Après l’élection d’un président de la République et les retombées de cet événement sur la situation du pays, la Banque mondiale verse une dose d’optimisme dans ses prévisions de croissance de l’économie algérienne pour 2020 et 2021. Tablant sur
« une atténuation de l’incertitude politique », qui prévalait avant le scrutin du 12 décembre dernier, la BM s’attend à une reprise des investissements dans notre pays et, partant, y prévoit de meilleures performances de l’économie que celles qu’elle avait annoncées préalablement.
« La croissance de l’Algérie devrait connaître une reprise modeste, alors que l’incertitude politique s’atténue et l’investissement s’améliore », indique-t-elle en ce sens dans son dernier rapport sur les perspectives économiques mondiales. Le taux de cette croissance sera de 1,9% pour 2020, selon la projection de l’institution de Bretton Woods, soit un relèvement de 0,2% par rapport au 1,7 anticipé dans son précédent rapport établi en juin 2019. L’économie algérienne marquera plus de points en 2021, selon les prévisions de la BM, soit un taux de croissance de 2,2%, alors qu’en juin dernier, elle s’était limitée à un taux de 1,4%.
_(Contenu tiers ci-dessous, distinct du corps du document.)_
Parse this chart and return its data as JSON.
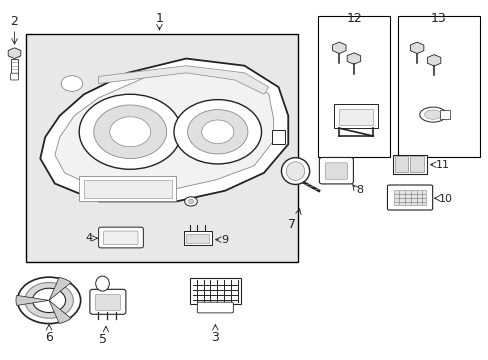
{
  "background_color": "#ffffff",
  "label_fontsize": 9,
  "dark": "#222222",
  "gray": "#888888",
  "bg_gray": "#e8e8e8"
}
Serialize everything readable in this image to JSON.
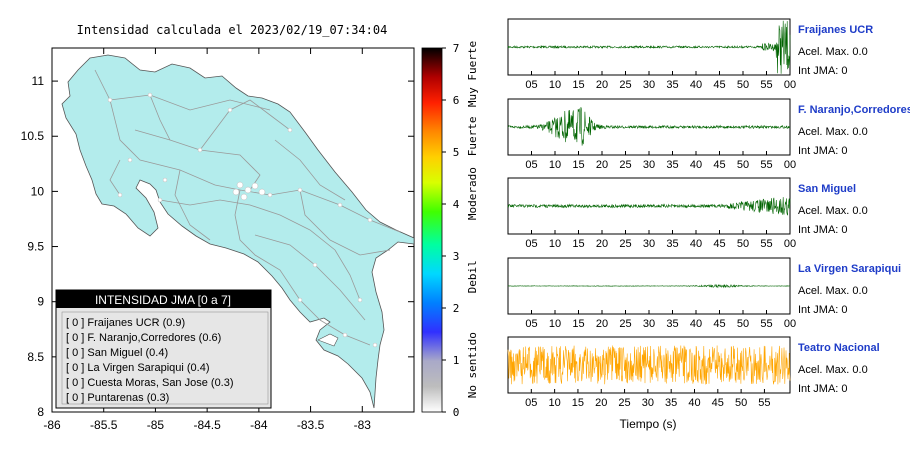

La révision opérée par la Banque mondiale évolue plutôt dans un sens inverse pour l’année 2019. Elle chiffre le taux de croissance à tout juste de 1,3% contre 1,9% projeté en juin, soit une baisse de -0,6 point. Des indices qui confirment la morosité qui s’est emparée de notre économie dans une année marquée par une crise politique et une léthargie en matière d’investissements et de consommation. Pour rappel, la loi de finances 2020 prévoit une croissance de 1,8%, qui devrait s’améliorer en 2021 et 2022 avec une reprise de +3% sous l’effet de la croissance de la valeur ajoutée réelle du secteur des hydrocarbures de +4,3% en 2021 et +3,7% en 2022.
Après avoir prévu, en juin dernier, un retour rapide de l’Algérie à l’ajustement budgétaire, suite à la politique expansionniste prônée auparavant pour doper la croissance économique dans un contexte de baisse des recettes pétrolières, la BM avait précisé que ce rééquilibrage budgétaire devrait être suivi d’un léger ralentissement des secteurs hors hydrocarbures sur l’année 2019, neutralisant ainsi une légère augmentation de la production d’hydrocarbures.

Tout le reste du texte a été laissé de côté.